Netflix, Accused of Sexualizing Girls, Pulls Artwork for ‘Cuties’ - tempsy
https://www.nytimes.com/2020/08/21/movies/netflix-cuties.html
======
geden
Also in the Guardian.

[https://www.theguardian.com/film/2020/aug/21/cuties-
netflix-...](https://www.theguardian.com/film/2020/aug/21/cuties-netflix-film-
fury)

The irony being that the first time director is a black woman.

Threatening the ability to be subtle in art. Not a new thing - see Chris
Morris 'Paedogeddon'
[https://www.youtube.com/watch?v=Q9frVTgoKSI](https://www.youtube.com/watch?v=Q9frVTgoKSI)

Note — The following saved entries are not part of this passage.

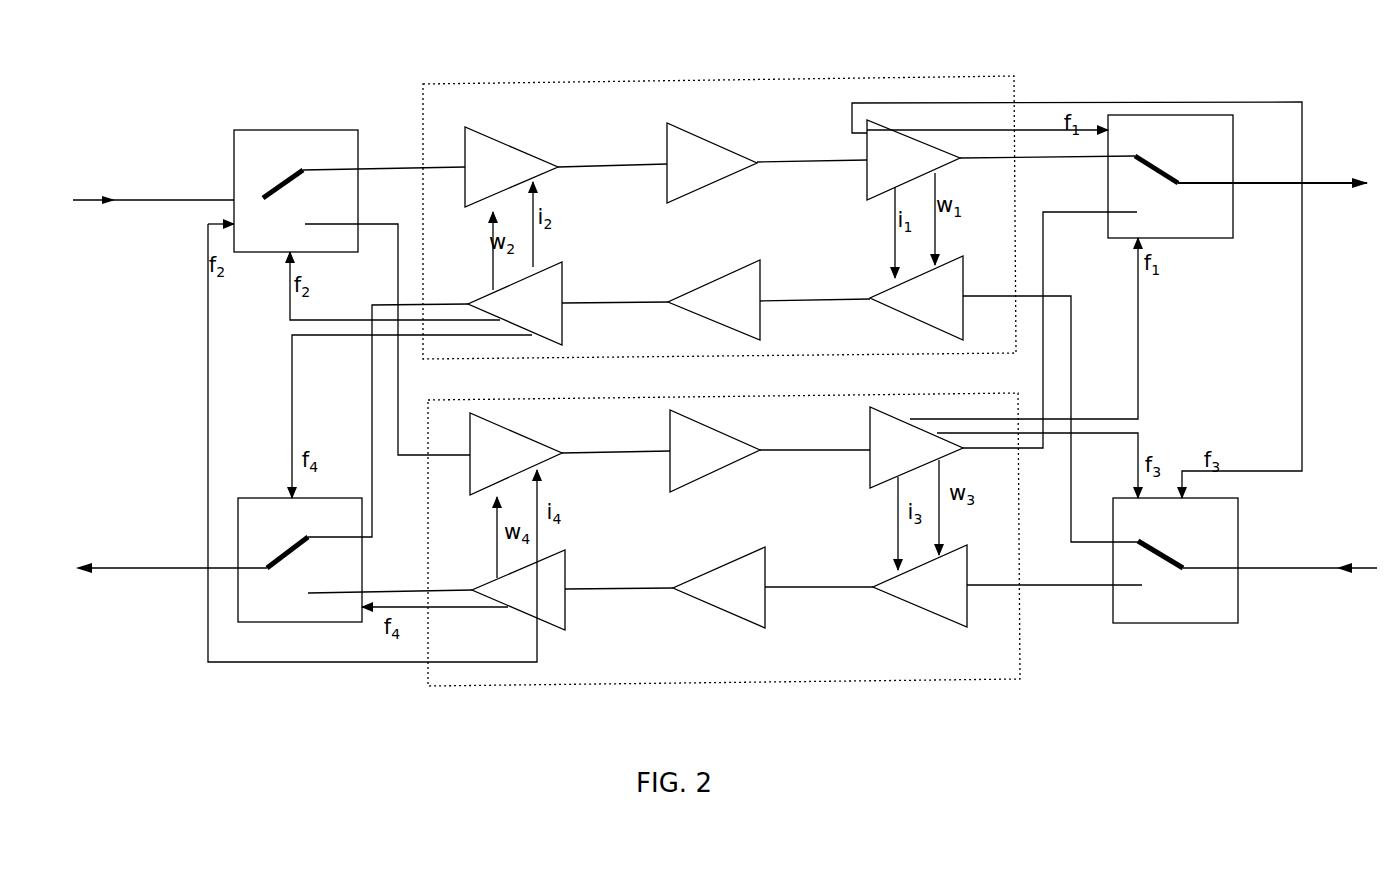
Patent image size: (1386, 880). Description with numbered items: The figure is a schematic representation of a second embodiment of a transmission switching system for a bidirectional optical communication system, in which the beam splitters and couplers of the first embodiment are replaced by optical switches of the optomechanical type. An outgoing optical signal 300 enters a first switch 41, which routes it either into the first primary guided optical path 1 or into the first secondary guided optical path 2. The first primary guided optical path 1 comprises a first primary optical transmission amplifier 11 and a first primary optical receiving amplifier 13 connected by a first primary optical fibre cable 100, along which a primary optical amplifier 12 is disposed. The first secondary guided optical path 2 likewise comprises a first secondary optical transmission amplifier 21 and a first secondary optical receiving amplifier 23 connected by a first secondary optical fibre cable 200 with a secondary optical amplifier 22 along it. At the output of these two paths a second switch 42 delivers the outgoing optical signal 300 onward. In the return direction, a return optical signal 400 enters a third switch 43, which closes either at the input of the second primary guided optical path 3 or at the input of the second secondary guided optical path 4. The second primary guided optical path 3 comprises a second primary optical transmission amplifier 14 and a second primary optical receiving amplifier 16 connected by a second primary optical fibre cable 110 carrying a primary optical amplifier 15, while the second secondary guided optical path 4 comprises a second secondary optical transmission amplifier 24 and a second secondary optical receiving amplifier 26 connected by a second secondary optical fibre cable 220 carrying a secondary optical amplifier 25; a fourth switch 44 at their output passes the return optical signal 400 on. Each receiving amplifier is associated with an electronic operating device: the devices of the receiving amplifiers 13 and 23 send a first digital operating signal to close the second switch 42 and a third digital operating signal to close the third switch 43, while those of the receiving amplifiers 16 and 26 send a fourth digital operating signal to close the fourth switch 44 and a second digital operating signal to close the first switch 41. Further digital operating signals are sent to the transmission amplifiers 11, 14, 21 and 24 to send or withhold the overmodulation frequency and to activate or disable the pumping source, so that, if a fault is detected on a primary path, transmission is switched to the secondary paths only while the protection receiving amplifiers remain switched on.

The first primary guided optical path 1 is at (788, 145).
The first secondary guided optical path 2 is at (818, 435).
The second primary guided optical path 3 is at (807, 287).
The second secondary guided optical path 4 is at (832, 570).
The first primary optical transmission amplifier 11 is at (490, 150).
The primary optical amplifier 12 is at (703, 148).
The first primary optical receiving amplifier 13 is at (877, 135).
The second primary optical transmission amplifier 14 is at (950, 287).
The primary optical amplifier 15 is at (732, 280).
The second primary optical receiving amplifier 16 is at (553, 287).
The first secondary optical transmission amplifier 21 is at (517, 442).
The secondary optical amplifier 22 is at (713, 440).
The first secondary optical receiving amplifier 23 is at (892, 423).
The second secondary optical transmission amplifier 24 is at (958, 570).
The secondary optical amplifier 25 is at (750, 580).
The second secondary optical receiving amplifier 26 is at (550, 577).
The first switch 41 is at (288, 153).
The second switch 42 is at (1173, 133).
The third switch 43 is at (1168, 608).
The fourth switch 44 is at (270, 605).
The first primary optical fibre cable 100 is at (595, 163).
The second primary optical fibre cable 110 is at (618, 297).
The first secondary optical fibre cable 200 is at (602, 450).
The second secondary optical fibre cable 220 is at (623, 590).
The outgoing optical signal 300 is at (89, 194).
The return optical signal 400 is at (110, 578).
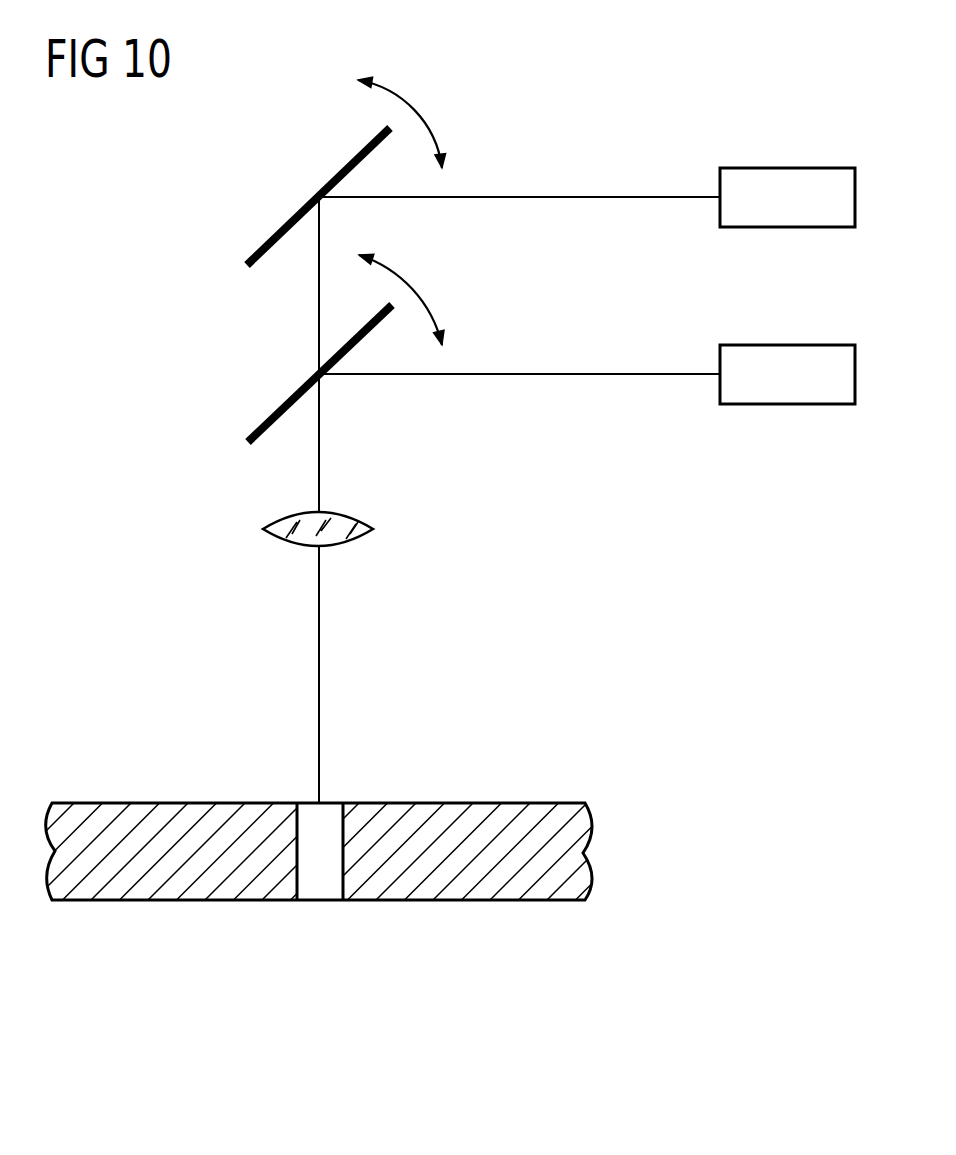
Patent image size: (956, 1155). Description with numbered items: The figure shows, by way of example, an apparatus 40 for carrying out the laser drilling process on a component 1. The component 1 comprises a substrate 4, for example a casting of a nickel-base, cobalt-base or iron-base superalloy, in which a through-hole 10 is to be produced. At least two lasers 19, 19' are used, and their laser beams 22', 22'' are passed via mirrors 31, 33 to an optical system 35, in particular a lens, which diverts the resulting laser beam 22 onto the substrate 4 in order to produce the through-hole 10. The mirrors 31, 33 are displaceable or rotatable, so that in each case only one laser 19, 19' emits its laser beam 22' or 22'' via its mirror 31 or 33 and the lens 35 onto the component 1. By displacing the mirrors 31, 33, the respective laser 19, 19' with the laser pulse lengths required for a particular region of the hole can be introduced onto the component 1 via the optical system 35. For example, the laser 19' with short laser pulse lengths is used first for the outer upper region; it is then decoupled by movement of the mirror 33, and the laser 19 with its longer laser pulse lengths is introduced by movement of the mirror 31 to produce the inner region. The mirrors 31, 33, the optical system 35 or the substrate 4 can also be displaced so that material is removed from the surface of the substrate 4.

The component 1 is at (104, 948).
The substrate 4 is at (567, 852).
The through-hole 10 is at (320, 888).
The laser 19 is at (787, 197).
The laser 19' is at (787, 374).
The laser beam 22 is at (354, 500).
The laser beam 22' is at (519, 178).
The laser beam 22'' is at (519, 355).
The mirror 31 is at (295, 215).
The mirror 33 is at (295, 392).
The optical system 35 is at (290, 517).
The apparatus 40 is at (98, 622).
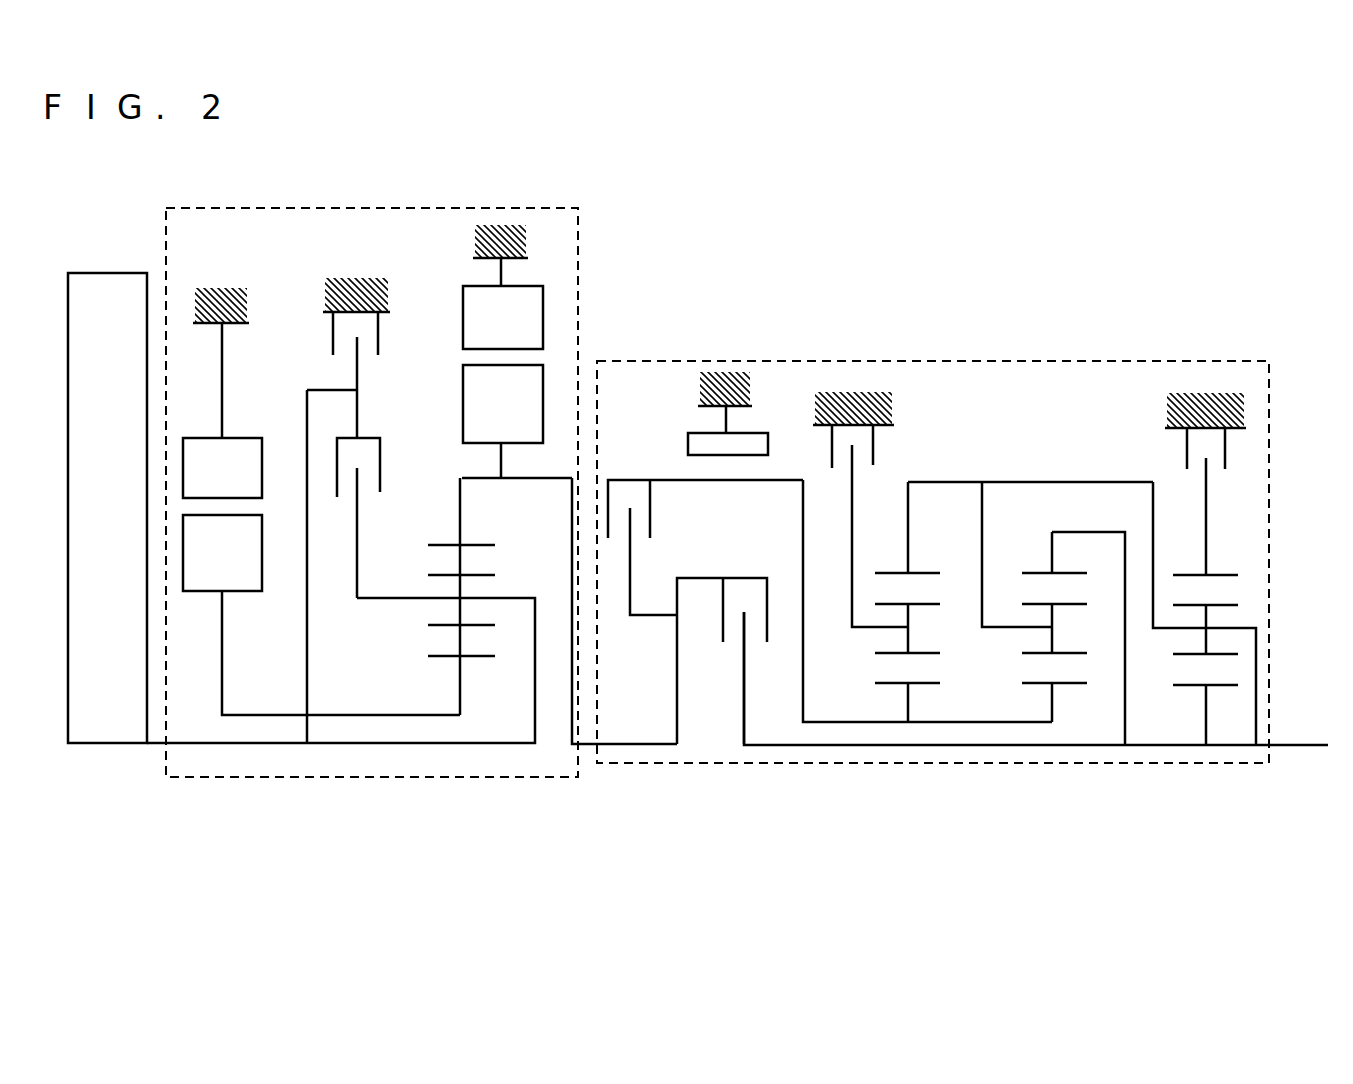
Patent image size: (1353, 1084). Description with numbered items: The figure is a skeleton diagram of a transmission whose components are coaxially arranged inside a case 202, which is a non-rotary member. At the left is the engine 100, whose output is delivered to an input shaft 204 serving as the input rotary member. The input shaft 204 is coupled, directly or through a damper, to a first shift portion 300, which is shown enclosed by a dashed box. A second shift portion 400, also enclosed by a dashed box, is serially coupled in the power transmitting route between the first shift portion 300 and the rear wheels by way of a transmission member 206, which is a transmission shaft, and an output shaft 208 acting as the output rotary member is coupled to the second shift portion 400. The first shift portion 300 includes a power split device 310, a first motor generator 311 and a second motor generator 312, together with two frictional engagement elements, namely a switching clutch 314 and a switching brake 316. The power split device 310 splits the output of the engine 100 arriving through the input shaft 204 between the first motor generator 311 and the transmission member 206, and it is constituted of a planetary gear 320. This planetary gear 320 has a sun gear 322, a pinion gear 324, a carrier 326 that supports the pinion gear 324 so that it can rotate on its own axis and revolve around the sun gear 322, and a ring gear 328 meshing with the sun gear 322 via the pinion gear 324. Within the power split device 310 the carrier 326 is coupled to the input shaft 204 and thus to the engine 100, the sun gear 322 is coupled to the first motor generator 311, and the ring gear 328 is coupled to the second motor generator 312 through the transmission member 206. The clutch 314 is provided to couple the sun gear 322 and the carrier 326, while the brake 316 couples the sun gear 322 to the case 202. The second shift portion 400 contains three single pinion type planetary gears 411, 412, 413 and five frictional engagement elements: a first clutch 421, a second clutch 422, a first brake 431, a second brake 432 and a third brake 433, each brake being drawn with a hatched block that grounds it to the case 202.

The engine 100 is at (105, 745).
The case 202 is at (222, 288).
The input shaft 204 is at (315, 745).
The transmission member 206 is at (583, 745).
The output shaft 208 is at (1292, 747).
The first shift portion 300 is at (280, 205).
The power split device 310 is at (403, 752).
The first MG 311 is at (258, 430).
The second MG 312 is at (552, 295).
The C0 clutch 314 is at (380, 465).
The B0 brake 316 is at (379, 345).
The planetary gear 320 is at (437, 589).
The sun gear 322 is at (450, 652).
The pinion gear 324 is at (442, 624).
The carrier 326 is at (502, 597).
The ring gear 328 is at (468, 548).
The second shift portion 400 is at (1062, 360).
The first planetary gear 411 is at (860, 665).
The second planetary gear 412 is at (1009, 668).
The third planetary gear 413 is at (1159, 671).
The C1 clutch 421 is at (723, 623).
The C2 clutch 422 is at (628, 478).
The B1 brake 431 is at (695, 432).
The B2 brake 432 is at (878, 448).
The B3 brake 433 is at (1227, 450).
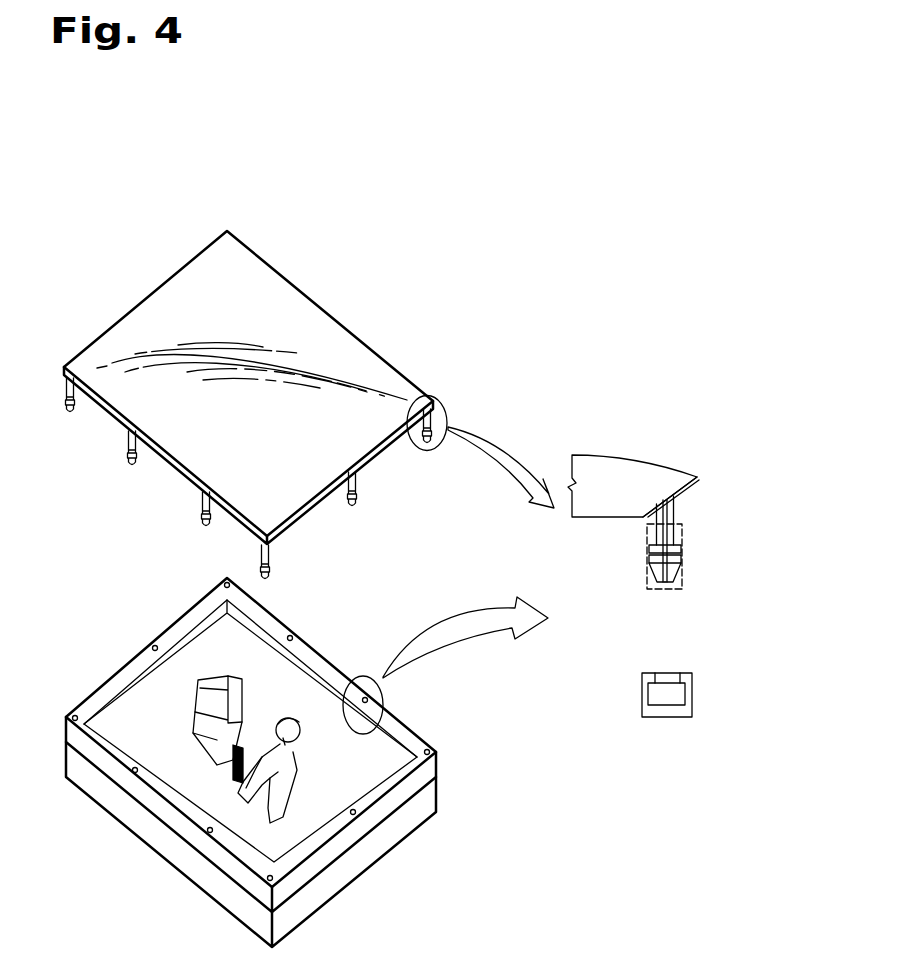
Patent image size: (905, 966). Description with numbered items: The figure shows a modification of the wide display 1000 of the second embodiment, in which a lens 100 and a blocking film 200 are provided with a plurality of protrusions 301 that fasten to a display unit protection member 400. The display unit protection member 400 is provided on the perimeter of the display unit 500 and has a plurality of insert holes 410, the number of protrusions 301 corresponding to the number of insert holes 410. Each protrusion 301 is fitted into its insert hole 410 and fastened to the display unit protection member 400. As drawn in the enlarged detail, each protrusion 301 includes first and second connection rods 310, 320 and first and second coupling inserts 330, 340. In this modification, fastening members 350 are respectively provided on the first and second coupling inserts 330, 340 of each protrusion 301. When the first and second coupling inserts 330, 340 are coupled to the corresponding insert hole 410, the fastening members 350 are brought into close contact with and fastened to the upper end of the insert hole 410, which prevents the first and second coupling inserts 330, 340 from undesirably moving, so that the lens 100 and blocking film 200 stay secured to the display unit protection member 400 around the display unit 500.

Hope folks wake up to the manipulation going on here fairly sharpish.

------
bleah1000
It's pretty clear that the artwork and the initial description of this movie
was really disgusting. Regardless of the actual content of the movie, it seems
like someone at Netflix might need to be visited by Chris Hanson if they
thought that picture was appropriate. I think some of the outrage is that this
movie seemed to be marketed to children/families, which makes the idea that
the movie is criticizing the over-sexualization of children particularly
ironic.

I also think that some of the backlash is that if you are criticizing
sexualizing children, do you need to sexualize children? I haven't seen the
movie, so this might be a great critique, but if it includes lots of kids in
really inappropriate situations and clothes, it would make the message of the
movie feel a bit hollow. Even in the times article, it mentions that there are
going to be scenes of these 11 year old girls twerking. Are the scenes
designed to shock, maybe, but it would make me feel very uncomfortable
because, regardless of what they intended, in the end, the movie is actually
sexualizing children.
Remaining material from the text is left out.